Lisa Fino from Temple Health – Temple University Health System shared an example that hit close to home my friends in the #SwaayHealth community (Erica Olenski, BCPA, FACHDM🎗️✨ and Grace Vinton!)...patient and caregiver advisory councils are critical! And she explained how patients need to feel that AI is a part of the care team. By doing this, they dropped patient abandonment rates from 35% to 2% (!!!) — proof that patient-centered design isn’t a tagline; it’s measurable, operational, and deeply human (even without "Suzy at the front desk").
And then came the Hippocratic AI panel: standing room only, and for good reason! I’ve gotten to know the team and the technology recently, and hearing from leaders like Dr. Waite from OhioHealth, David Sylvan from UH, Oliver Rhine from Cincinnati Children's, and Andrew Walker, CPA from WellSpan made it clear why so many people were there (and not just because of their funding announcement the day before!). Each shared real (and POWERFUL!) outcomes, not hypotheticals: expanded access in rural communities, increased outreach volume, reduced abandonment, and even new revenue streams that fund better care.

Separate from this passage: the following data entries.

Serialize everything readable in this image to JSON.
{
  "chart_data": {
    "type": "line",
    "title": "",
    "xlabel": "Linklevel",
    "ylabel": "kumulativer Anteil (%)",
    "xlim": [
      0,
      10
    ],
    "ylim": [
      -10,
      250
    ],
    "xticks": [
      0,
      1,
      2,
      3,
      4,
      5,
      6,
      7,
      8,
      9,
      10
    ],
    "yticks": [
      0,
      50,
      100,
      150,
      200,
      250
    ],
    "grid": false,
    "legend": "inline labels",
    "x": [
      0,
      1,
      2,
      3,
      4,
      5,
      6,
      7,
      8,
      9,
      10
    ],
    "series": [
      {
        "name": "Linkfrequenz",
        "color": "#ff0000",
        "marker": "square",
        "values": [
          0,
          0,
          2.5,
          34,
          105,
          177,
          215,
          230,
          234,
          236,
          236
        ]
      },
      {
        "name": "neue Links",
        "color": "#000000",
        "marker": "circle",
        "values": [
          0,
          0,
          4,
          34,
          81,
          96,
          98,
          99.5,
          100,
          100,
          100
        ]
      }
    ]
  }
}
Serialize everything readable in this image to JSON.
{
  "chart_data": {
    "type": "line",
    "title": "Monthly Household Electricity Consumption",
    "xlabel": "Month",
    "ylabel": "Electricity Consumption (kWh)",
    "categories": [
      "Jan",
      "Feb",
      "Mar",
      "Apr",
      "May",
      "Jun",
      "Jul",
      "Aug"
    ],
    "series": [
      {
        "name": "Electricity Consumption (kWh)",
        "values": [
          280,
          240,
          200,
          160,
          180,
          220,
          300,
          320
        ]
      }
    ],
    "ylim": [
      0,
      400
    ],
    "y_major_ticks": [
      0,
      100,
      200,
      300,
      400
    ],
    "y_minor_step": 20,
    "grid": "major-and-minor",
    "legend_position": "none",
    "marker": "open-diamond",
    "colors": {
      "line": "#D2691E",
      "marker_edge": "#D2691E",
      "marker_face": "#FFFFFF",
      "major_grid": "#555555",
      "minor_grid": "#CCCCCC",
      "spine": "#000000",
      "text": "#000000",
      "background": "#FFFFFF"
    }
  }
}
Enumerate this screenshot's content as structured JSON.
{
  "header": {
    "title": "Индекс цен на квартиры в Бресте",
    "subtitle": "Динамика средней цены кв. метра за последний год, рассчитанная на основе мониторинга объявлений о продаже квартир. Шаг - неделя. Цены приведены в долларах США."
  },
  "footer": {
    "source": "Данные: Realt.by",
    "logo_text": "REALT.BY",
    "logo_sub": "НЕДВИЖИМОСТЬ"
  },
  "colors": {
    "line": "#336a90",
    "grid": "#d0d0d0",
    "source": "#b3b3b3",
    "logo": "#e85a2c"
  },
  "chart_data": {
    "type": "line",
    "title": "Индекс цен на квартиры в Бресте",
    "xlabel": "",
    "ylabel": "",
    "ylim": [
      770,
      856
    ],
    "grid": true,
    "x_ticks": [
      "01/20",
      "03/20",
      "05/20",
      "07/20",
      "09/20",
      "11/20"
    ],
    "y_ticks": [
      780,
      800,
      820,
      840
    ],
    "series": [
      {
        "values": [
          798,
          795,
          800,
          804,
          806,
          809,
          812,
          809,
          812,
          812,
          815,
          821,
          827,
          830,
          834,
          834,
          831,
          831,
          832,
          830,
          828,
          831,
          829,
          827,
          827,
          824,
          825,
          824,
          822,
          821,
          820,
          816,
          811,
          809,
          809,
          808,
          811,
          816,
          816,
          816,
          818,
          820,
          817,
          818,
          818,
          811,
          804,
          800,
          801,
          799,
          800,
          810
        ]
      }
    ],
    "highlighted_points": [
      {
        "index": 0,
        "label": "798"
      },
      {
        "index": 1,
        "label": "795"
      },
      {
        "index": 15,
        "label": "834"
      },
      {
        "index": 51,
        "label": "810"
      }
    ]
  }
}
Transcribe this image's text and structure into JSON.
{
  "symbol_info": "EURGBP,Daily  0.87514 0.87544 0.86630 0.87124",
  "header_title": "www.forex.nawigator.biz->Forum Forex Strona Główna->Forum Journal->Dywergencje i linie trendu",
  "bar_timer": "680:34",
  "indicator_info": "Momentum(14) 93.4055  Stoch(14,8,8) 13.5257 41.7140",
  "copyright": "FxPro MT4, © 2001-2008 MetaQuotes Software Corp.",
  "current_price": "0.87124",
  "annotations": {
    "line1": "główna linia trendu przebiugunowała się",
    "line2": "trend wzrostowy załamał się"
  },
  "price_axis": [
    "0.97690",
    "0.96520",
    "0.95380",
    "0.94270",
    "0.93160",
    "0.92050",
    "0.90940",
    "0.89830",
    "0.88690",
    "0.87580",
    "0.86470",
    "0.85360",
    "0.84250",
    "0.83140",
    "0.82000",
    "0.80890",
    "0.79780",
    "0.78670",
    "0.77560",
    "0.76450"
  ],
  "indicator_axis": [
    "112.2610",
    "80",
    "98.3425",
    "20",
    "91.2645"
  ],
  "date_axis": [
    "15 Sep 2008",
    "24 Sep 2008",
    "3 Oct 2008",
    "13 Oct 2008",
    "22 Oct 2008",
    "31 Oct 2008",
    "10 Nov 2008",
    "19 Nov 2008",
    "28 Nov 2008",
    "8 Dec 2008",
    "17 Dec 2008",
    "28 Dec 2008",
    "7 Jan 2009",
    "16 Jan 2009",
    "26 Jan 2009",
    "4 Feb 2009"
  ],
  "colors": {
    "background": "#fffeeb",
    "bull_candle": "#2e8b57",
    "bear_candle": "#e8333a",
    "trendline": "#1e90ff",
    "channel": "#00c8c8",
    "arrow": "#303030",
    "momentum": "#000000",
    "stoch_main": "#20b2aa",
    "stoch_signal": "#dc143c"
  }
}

One of my favorite lines came from Dr. Waite, who was sharing how OhioHealth is pioneering AI technology. He said, “People talk about the risk of using AI...but no one talks about the risk of not using it.” That balance of courage and caution (and progress without recklessness!) was a great reminder of the balance of everything in an AI healthcare journey. The mindset of responsibility through action felt like the connective thread between clinical leaders, financial executives, and innovators alike.
By the end of the conference, I walked away with a notebook full of insights (as always!!) and a bigger appreciation for what true alignment looks like. Whether you sit in the CEO, CFO, or CIO chair, leading transformation in healthcare takes shared language, shared ownership, and an unwavering focus on the patients served.
I love conferences for many reasons. And this first Becker's event for me was no different. The learnings and the people keep me coming back, and I truly enjoy learning, listening, and connecting the dots across this ecosystem.